A aguardada sequela de 28 Dias Depois chega à televisão portuguesa a 13 de Fevereiro, no TVCine Top
Vinte e três anos depois de 28 Dias Depois ter redefinido o cinema de terror contemporâneo, Danny Boyle regressa finalmente ao universo que ajudou a criar com 28 Anos Depois, um novo capítulo que aprofunda o colapso social iniciado pelo vírus da raiva — e as cicatrizes deixadas por décadas de sobrevivência.
O filme estreia na televisão portuguesa sexta-feira, 13 de Fevereiro, às 21h30, no TVCine Top e no TVCine+, trazendo de volta um mundo onde o perigo já não vem apenas dos infectados, mas também daqueles que aprenderam a viver sem regras.
Um mundo isolado… e ainda mais perigoso
Em 28 Anos Depois, acompanhamos um grupo de sobreviventes que vive isolado numa pequena ilha, ligada ao continente por uma passagem fortemente vigiada. A aparente segurança deste refúgio é posta em causa quando um dos membros da comunidade parte numa missão arriscada ao interior do país. O que encontra do outro lado não é apenas um território devastado por novas mutações do vírus, mas também comunidades humanas profundamente marcadas por quase três décadas de colapso social.
O filme coloca o foco numa nova geração — pessoas que nunca conheceram o mundo “antes” — e questiona até que ponto a Humanidade sobreviveu intacta. Aqui, o terror não é apenas físico; é moral, psicológico e social.

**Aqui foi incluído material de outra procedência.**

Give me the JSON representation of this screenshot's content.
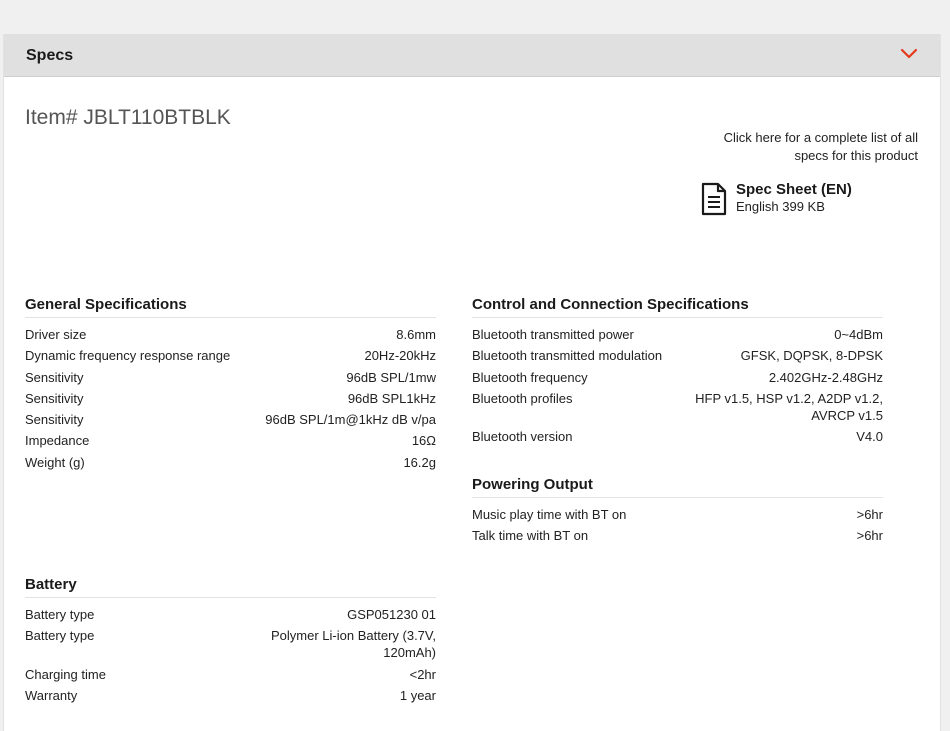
{
  "header": {
    "title": "Specs",
    "chevron_icon": "chevron-down-icon",
    "accent": "#e53b1c"
  },
  "item_number": "Item# JBLT110BTBLK",
  "spec_link": "Click here for a complete list of all specs for this product",
  "spec_sheet": {
    "icon": "document-icon",
    "title": "Spec Sheet (EN)",
    "subtitle": "English 399 KB"
  },
  "general": {
    "title": "General Specifications",
    "rows": [
      {
        "label": "Driver size",
        "value": "8.6mm"
      },
      {
        "label": "Dynamic frequency response range",
        "value": "20Hz-20kHz"
      },
      {
        "label": "Sensitivity",
        "value": "96dB SPL/1mw"
      },
      {
        "label": "Sensitivity",
        "value": "96dB SPL1kHz"
      },
      {
        "label": "Sensitivity",
        "value": "96dB SPL/1m@1kHz dB v/pa"
      },
      {
        "label": "Impedance",
        "value": "16Ω"
      },
      {
        "label": "Weight (g)",
        "value": "16.2g"
      }
    ]
  },
  "battery": {
    "title": "Battery",
    "rows": [
      {
        "label": "Battery type",
        "value": "GSP051230 01"
      },
      {
        "label": "Battery type",
        "value": "Polymer Li-ion Battery (3.7V, 120mAh)"
      },
      {
        "label": "Charging time",
        "value": "<2hr"
      },
      {
        "label": "Warranty",
        "value": "1 year"
      }
    ]
  },
  "control": {
    "title": "Control and Connection Specifications",
    "rows": [
      {
        "label": "Bluetooth transmitted power",
        "value": "0~4dBm"
      },
      {
        "label": "Bluetooth transmitted modulation",
        "value": "GFSK, DQPSK, 8-DPSK"
      },
      {
        "label": "Bluetooth frequency",
        "value": "2.402GHz-2.48GHz"
      },
      {
        "label": "Bluetooth profiles",
        "value": "HFP v1.5, HSP v1.2, A2DP v1.2, AVRCP v1.5"
      },
      {
        "label": "Bluetooth version",
        "value": "V4.0"
      }
    ]
  },
  "powering": {
    "title": "Powering Output",
    "rows": [
      {
        "label": "Music play time with BT on",
        "value": ">6hr"
      },
      {
        "label": "Talk time with BT on",
        "value": ">6hr"
      }
    ]
  }
}
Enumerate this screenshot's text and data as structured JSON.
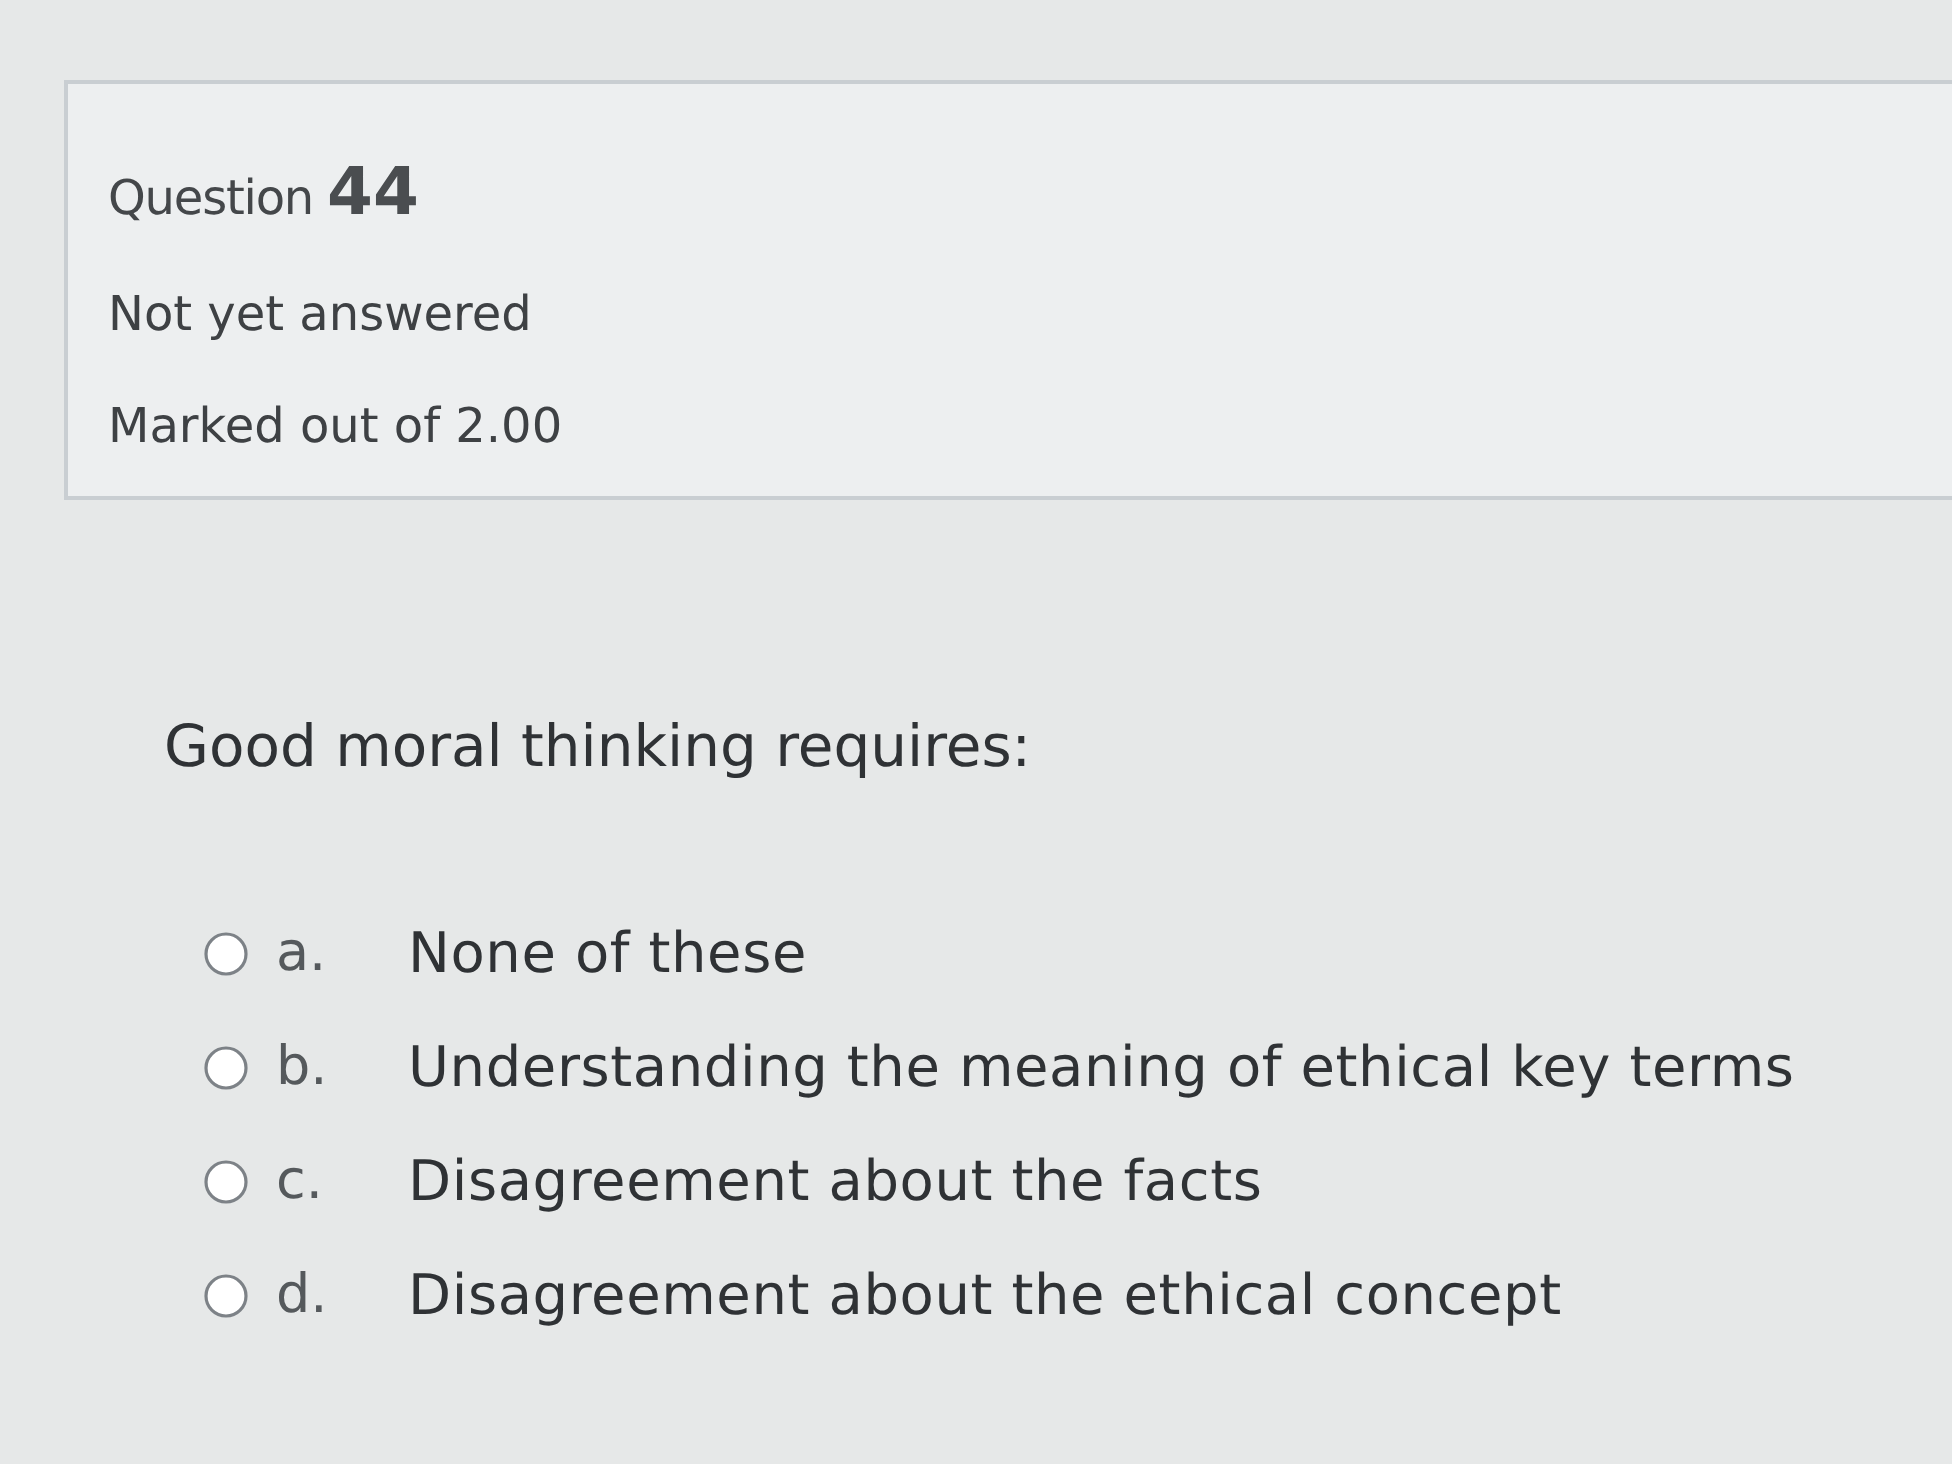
{
  "question_info": {
    "label": "Question",
    "number": "44",
    "state": "Not yet answered",
    "mark": "Marked out of 2.00"
  },
  "question_text": "Good moral thinking requires:",
  "options": [
    {
      "letter": "a.",
      "text": "None of these",
      "selected": false
    },
    {
      "letter": "b.",
      "text": "Understanding the meaning of ethical key terms",
      "selected": false
    },
    {
      "letter": "c.",
      "text": "Disagreement about the facts",
      "selected": false
    },
    {
      "letter": "d.",
      "text": "Disagreement about the ethical concept",
      "selected": false
    }
  ]
}
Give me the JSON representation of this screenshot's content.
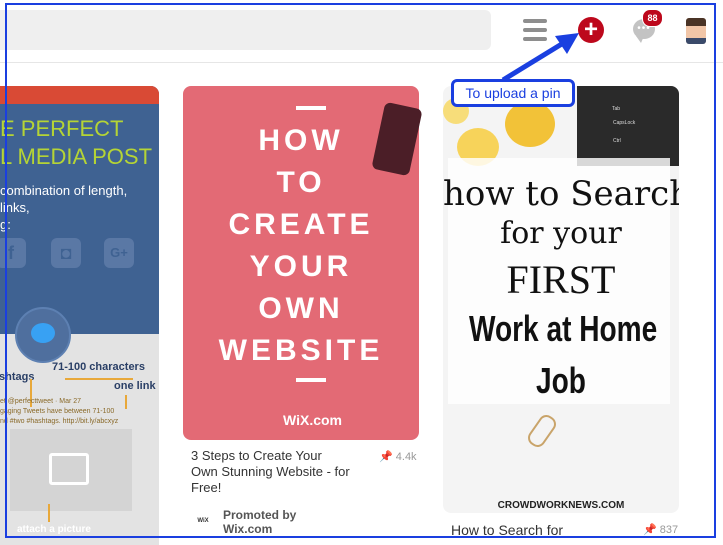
{
  "header": {
    "notifications_count": "88",
    "menu_icon": "hamburger-icon",
    "add_icon": "plus-circle-icon",
    "messages_icon": "chat-bubble-icon",
    "accent": "#bd081c"
  },
  "annotation": {
    "label": "To upload a pin",
    "color": "#1a3fe0"
  },
  "pins": [
    {
      "heading": [
        "E PERFECT",
        "L MEDIA POST"
      ],
      "text": [
        "combination of length, links,",
        "g:"
      ],
      "social_icons": [
        "f",
        "◘",
        "G+"
      ],
      "labels": {
        "chars": "71-100 characters",
        "hashtags": "shtags",
        "link": "one link",
        "picture": "attach a picture"
      },
      "tweet_lines": [
        "et @perfecttweet · Mar 27",
        "gaging Tweets have between 71-100",
        "nd #two #hashtags. http://bit.ly/abcxyz"
      ]
    },
    {
      "image_lines": [
        "HOW",
        "TO",
        "CREATE",
        "YOUR",
        "OWN",
        "WEBSITE"
      ],
      "brand": "WiX.com",
      "title": "3 Steps to Create Your Own Stunning Website - for Free!",
      "saves": "4.4k",
      "promoted_label": "Promoted by",
      "promoted_by": "Wix.com",
      "logo_text": "WiX"
    },
    {
      "image_lines": [
        "how to Search",
        "for your",
        "FIRST",
        "Work at Home",
        "Job"
      ],
      "watermark": "CROWDWORKNEWS.COM",
      "title": "How to Search for",
      "saves": "837",
      "keyboard_keys": [
        "Tab",
        "CapsLock",
        "Ctrl"
      ]
    }
  ]
}
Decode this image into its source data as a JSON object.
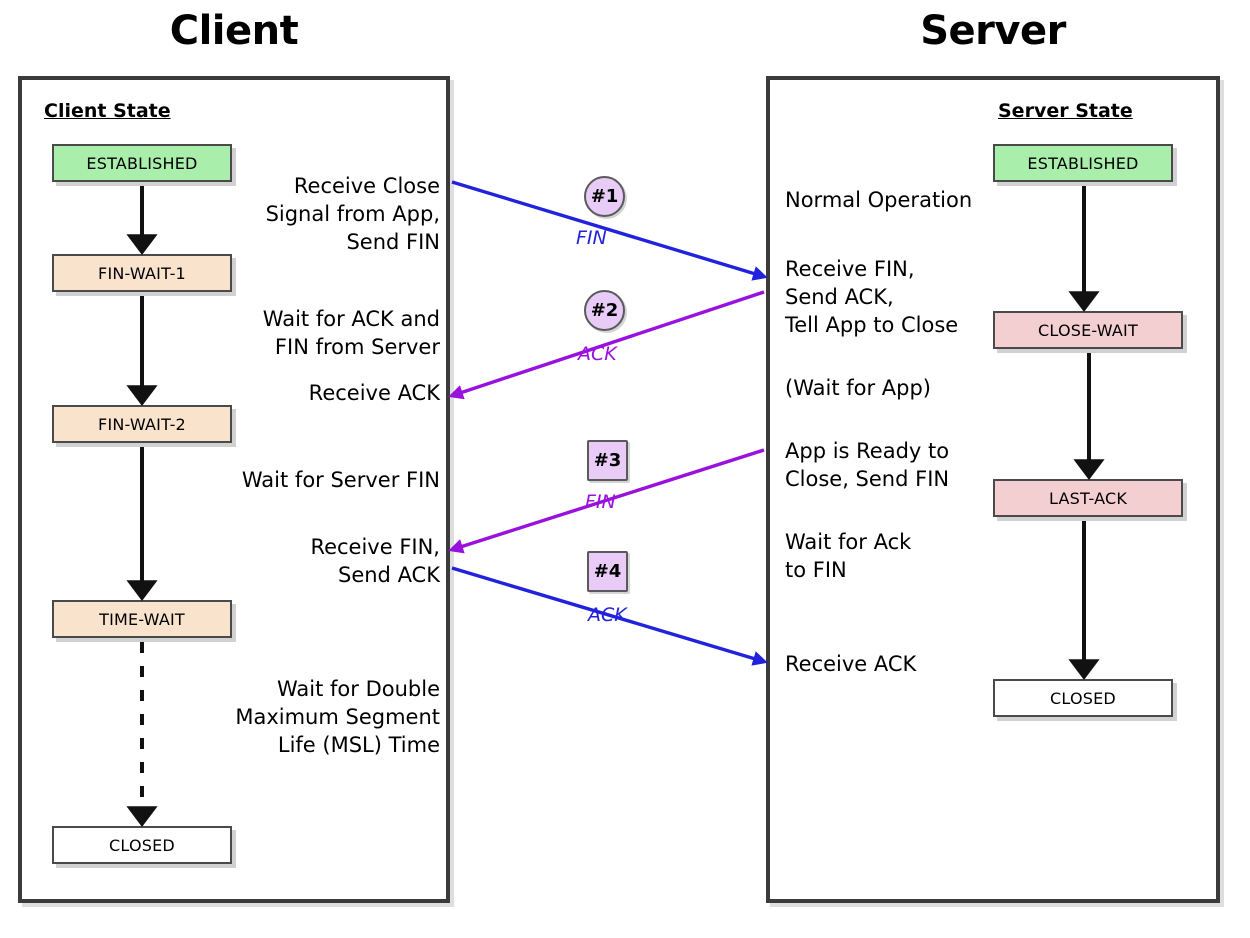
{
  "diagram": {
    "title_client": "Client",
    "title_server": "Server",
    "colors": {
      "established": "#a9eeab",
      "finwait": "#fae3cd",
      "closewait": "#f4cfd2",
      "closed": "#ffffff",
      "marker": "#e8ccf7",
      "blue": "#2222dd",
      "purple": "#9911dd",
      "border": "#3b3b3b"
    }
  },
  "client": {
    "heading": "Client State",
    "states": [
      {
        "label": "ESTABLISHED",
        "color": "#a9eeab"
      },
      {
        "label": "FIN-WAIT-1",
        "color": "#fae3cd"
      },
      {
        "label": "FIN-WAIT-2",
        "color": "#fae3cd"
      },
      {
        "label": "TIME-WAIT",
        "color": "#fae3cd"
      },
      {
        "label": "CLOSED",
        "color": "#ffffff"
      }
    ],
    "notes": [
      "Receive Close\nSignal from App,\nSend FIN",
      "Wait for ACK and\nFIN from Server",
      "Receive ACK",
      "Wait for Server FIN",
      "Receive FIN,\nSend ACK",
      "Wait for Double\nMaximum Segment\nLife (MSL) Time"
    ]
  },
  "server": {
    "heading": "Server State",
    "states": [
      {
        "label": "ESTABLISHED",
        "color": "#a9eeab"
      },
      {
        "label": "CLOSE-WAIT",
        "color": "#f4cfd2"
      },
      {
        "label": "LAST-ACK",
        "color": "#f4cfd2"
      },
      {
        "label": "CLOSED",
        "color": "#ffffff"
      }
    ],
    "notes": [
      "Normal Operation",
      "Receive FIN,\nSend ACK,\nTell App to Close",
      "(Wait for App)",
      "App is Ready to\nClose, Send FIN",
      "Wait for Ack\nto FIN",
      "Receive ACK"
    ]
  },
  "messages": [
    {
      "marker": "#1",
      "shape": "circle",
      "label": "FIN",
      "color": "#2222dd",
      "direction": "client-to-server"
    },
    {
      "marker": "#2",
      "shape": "circle",
      "label": "ACK",
      "color": "#9911dd",
      "direction": "server-to-client"
    },
    {
      "marker": "#3",
      "shape": "square",
      "label": "FIN",
      "color": "#9911dd",
      "direction": "server-to-client"
    },
    {
      "marker": "#4",
      "shape": "square",
      "label": "ACK",
      "color": "#2222dd",
      "direction": "client-to-server"
    }
  ]
}
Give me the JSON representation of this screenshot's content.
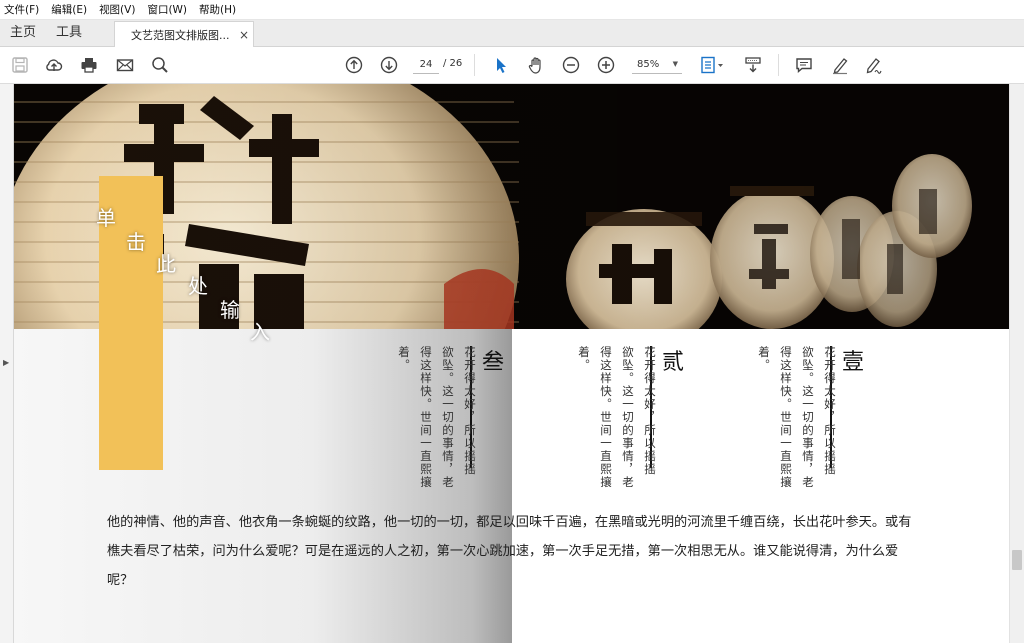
{
  "menu": [
    "文件(F)",
    "编辑(E)",
    "视图(V)",
    "窗口(W)",
    "帮助(H)"
  ],
  "tabs": {
    "home": "主页",
    "tools": "工具",
    "document": "文艺范图文排版图...",
    "close": "×"
  },
  "toolbar": {
    "page_current": "24",
    "page_total": "/ 26",
    "zoom": "85%",
    "zoom_arrow": "▼"
  },
  "sidebar": {
    "toggle": "▶"
  },
  "page": {
    "placeholder_chars": [
      "单",
      "击",
      "此",
      "处",
      "输",
      "入"
    ],
    "sections": [
      {
        "label": "叁",
        "lines": [
          "花开得太好，所以摇摇",
          "欲坠。这一切的事情，老",
          "得这样快。世间一直熙攘着。"
        ]
      },
      {
        "label": "贰",
        "lines": [
          "花开得太好，所以摇摇",
          "欲坠。这一切的事情，老",
          "得这样快。世间一直熙攘着。"
        ]
      },
      {
        "label": "壹",
        "lines": [
          "花开得太好，所以摇摇",
          "欲坠。这一切的事情，老",
          "得这样快。世间一直熙攘着。"
        ]
      }
    ],
    "body": "他的神情、他的声音、他衣角一条蜿蜒的纹路，他一切的一切，都足以回味千百遍，在黑暗或光明的河流里千缠百绕，长出花叶参天。或有樵夫看尽了枯荣，问为什么爱呢？可是在遥远的人之初，第一次心跳加速，第一次手足无措，第一次相思无从。谁又能说得清，为什么爱呢？"
  },
  "icons": [
    "save-icon",
    "upload-icon",
    "print-icon",
    "mail-icon",
    "search-icon",
    "page-up-icon",
    "page-down-icon",
    "select-icon",
    "hand-icon",
    "zoom-out-icon",
    "zoom-in-icon",
    "fit-page-icon",
    "scroll-mode-icon",
    "comment-icon",
    "highlight-icon",
    "sign-icon"
  ],
  "colors": {
    "accent": "#1a73c8",
    "yellow": "#f2c158",
    "photo_bg": "#080503"
  }
}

O regresso de Danny Boyle ao universo que o definiu
Depois de 28 Dias Depois (2002) e de 28 Semanas Depois, realizado por Juan Carlos Fresnadillo, Danny Boyle volta a assumir o controlo criativo da saga, trazendo consigo a abordagem crua e experimental que tornou o primeiro filme tão influente.
Vencedor do Óscar por Quem Quer Ser Bilionário? (2008) e autor de obras como Trainspotting e 127 Horas, Boyle opta novamente por soluções técnicas pouco convencionais. Grande parte de 28 Anos Depois foi filmada com um iPhone, recuperando o espírito digital e instável do original, rodado em baixa definição — uma escolha estética que reforça a sensação de urgência, precariedade e caos permanente.
Um elenco de peso para um mundo em ruínas
O filme conta com um elenco de luxo, liderado por Jodie Comer, Aaron Taylor-Johnson, Ralph Fiennes e Jack O’Connell. As personagens que interpretam reflectem diferentes formas de adaptação ao novo mundo — desde a tentativa de preservar valores antigos até à aceitação plena da brutalidade como norma.
Sem recorrer a explicações fáceis, 28 Anos Depois constrói um retrato inquietante de uma sociedade que já não sabe se quer ser salva… ou apenas sobreviver mais um dia.
Terror visceral com comentário social
Tal como os filmes anteriores, esta nova entrada na saga equilibra terror visceral com uma leitura política e social clara. O vírus continua a ser o catalisador do colapso, mas o verdadeiro horror nasce da forma como os sobreviventes se organizam, se isolam e se transformam.
28 Anos Depois não oferece conforto nem nostalgia. É um regresso a um futuro sombrio onde a civilização foi substituída por rotinas de medo, vigilância e violência latente — um espelho perturbador das ansiedades contemporâneas.
Na sexta-feira 13, Danny Boyle convida-nos a regressar ao pesadelo que nunca terminou.